[dc]A[/dc]s technology invades our lives and covers every facet of working, playing, learning and more, we as a culture will need to adjust and find balance so as to not get so lost in the digital world that we lose ourselves. We hear frequently about parents desiring to get their kids to shut off the video-game systems and go outside and play. Go out in public to restaurants, coffee shops and malls, and you see people fixated on their screens.
There is nothing wrong with embracing technological advances, however, I think we need to be aware of something important as a digital society. I fear that we may slowly lose the ability to be fully present in a moment or situation.
I noticed this about myself a few years ago while I was on my computer checking e-mail and responding to “important” work stuff. As I was sitting there fully immersed in my screen, one of my daughters was trying to get my attention. I’m not sure how long it took, but I think she had to say, “Daddy! Daddy! Daddy!” about four or five times. I recognized that it should not take me that long to respond, and, more importantly, my eyes were open to the reality that often I was not fully present in many important situations. We are allowing digital distractions to interfere with important moments.
Since then, I have worked to retrain myself to be more fully present when engaging in conversations with my family, friends and colleagues. And I’m resisting the urge to constantly look at my phone to see if I have new e-mail, check Twitter or Facebook or do something that would send a signal to the person across from me that they don’t matter as much as something on my digital device.
Perhaps this is not a problem everyone struggles with, but I am noticing it more and more with young people. I grew up with technology and have little or no recollection of life without a game system or personal computer. I am in my mid-30s and the digital devices I grew up with are light-years different from the ones my kids are growing up with, but the point remains that growing up digital leads to some of the tendencies I am noticing. There’s a lack of ability to be fully present.
I especially notice this problem being rampant where I live and work in Silicon Valley. Just the other day I was observing at a restaurant in Palo Alto, Calif., that’s popular for many business-lunch meetings that most, if not all, of those engaging with other humans were also equally engaged in their digital devices. I watched three different tables and in a time period of 15 minutes, every person at every one of those tables averaged checking their smart phones and responding to something at least three times.
This is clearly just becoming something that is socially acceptable. In a meeting or conversation, it’s now O.K. to turn our attention and be as equally engaged with a smart phone as we are with the person across from us. In fact it is not just O.K. it is normal and in some places expected. We are, after all, a multitasking generation.
In fact, an interesting thread comes up in some of our firm’s consumer interviews that are focused around computing. Very often, the desire to multitask and be engaged with multiple things at one time is a common one when it comes to computing products.

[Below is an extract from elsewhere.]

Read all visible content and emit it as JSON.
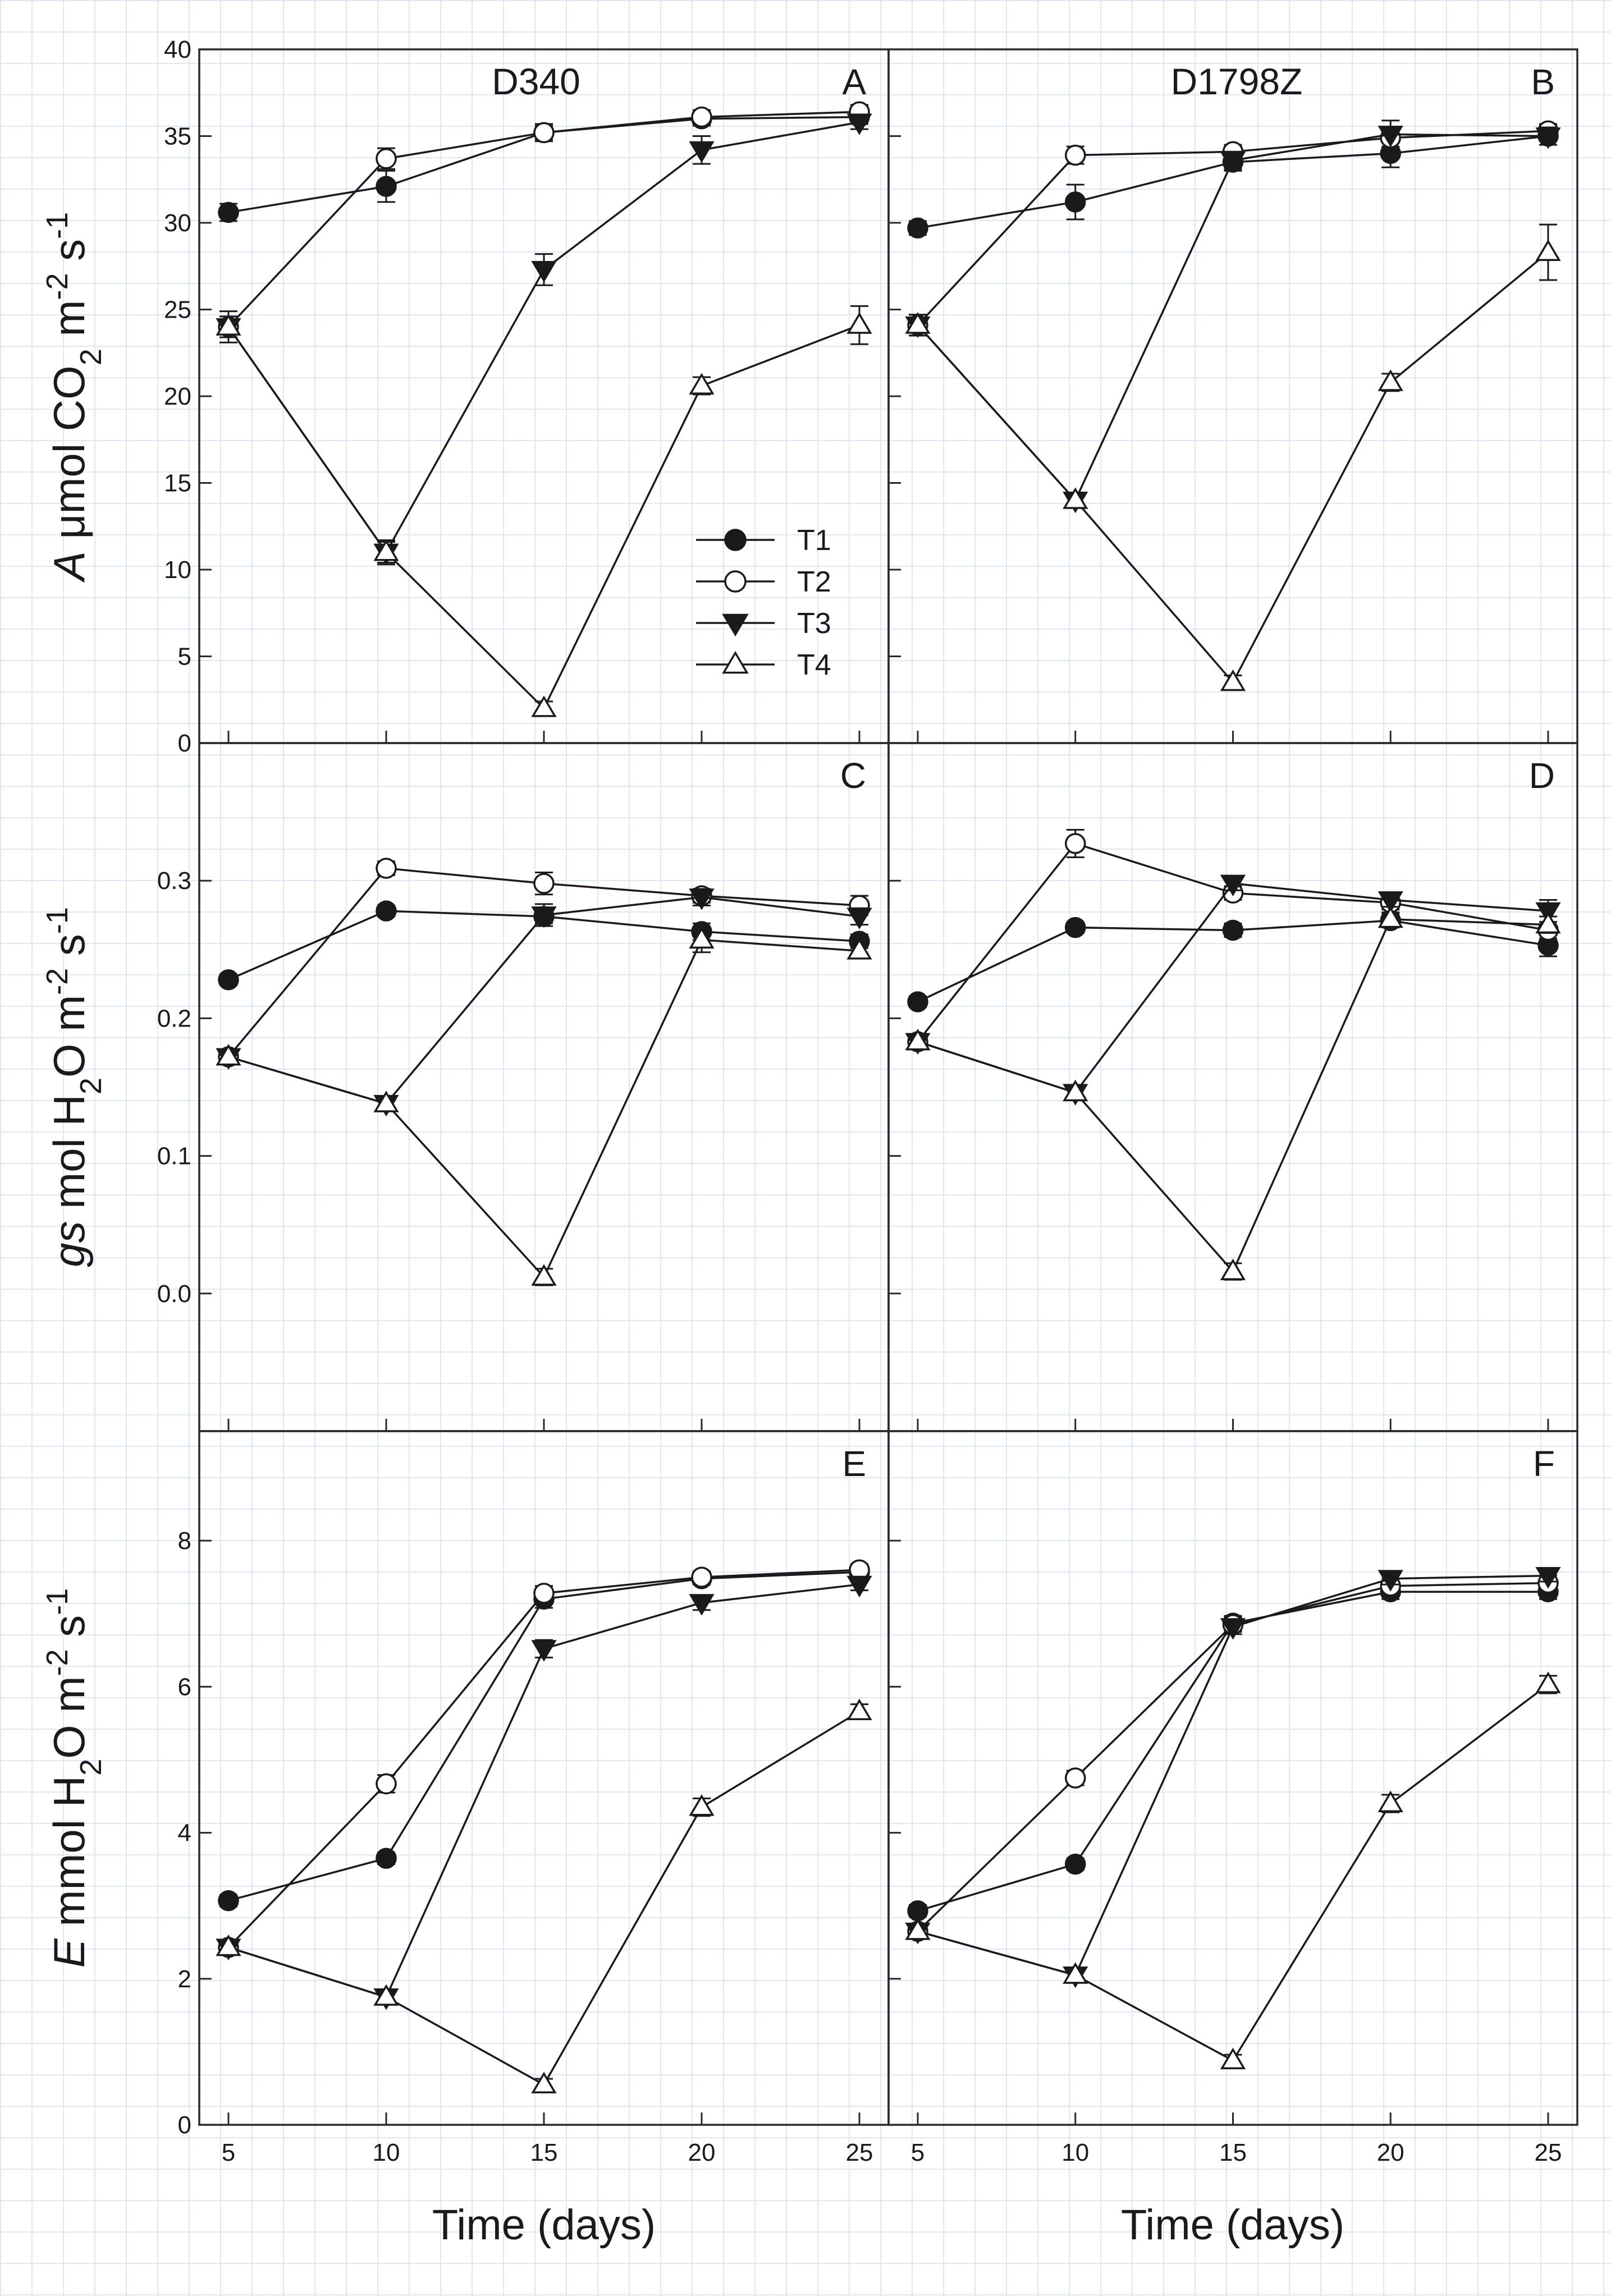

We are becoming not just comfortable with multitasking but we are also becoming experts at it. Multitasking extends from multiple tasks on a single screen to multiple tasks divided to multiple screens. More common in many households in developed countries is the use of a second screen while watching TV. Whether it is a tablet, smart phone or notebook, we are now engaging with multiple tasks on multiple screens, often at the same time. It is not possible for our attention to be divided across multiple tasks and multiple screens–at the same time. I’m guessing that the prior generation may have considered this too much to handle. We are becoming experts in multitasking, but I think it’s time we learn again how to single-task in certain situations and contexts, namely during engagements with human beings.
I am working to do this and I hope to bring my kids up with a heightened awareness of how and when it is important to exercise single-tasking — the importance of being present and engaged in a moment. Relationally, this is a key skill I’d love to see reacquired by the digital generation.
It will not be easy. Screen media competes for our attention and will continue to do so many times during our days. I’d love to see companies like Apple, Microsoft and Google even try to help turn this trend around — perhaps by offering technology like Apple’s Do Not Disturb feature to automatically kick in when I am in a meeting or when I get home.
There is a time and place for technology, but there is also a time and place to be present in the real world. If we can’t recapture the ability to be present, we may find that digital distractions cause life to pass us by.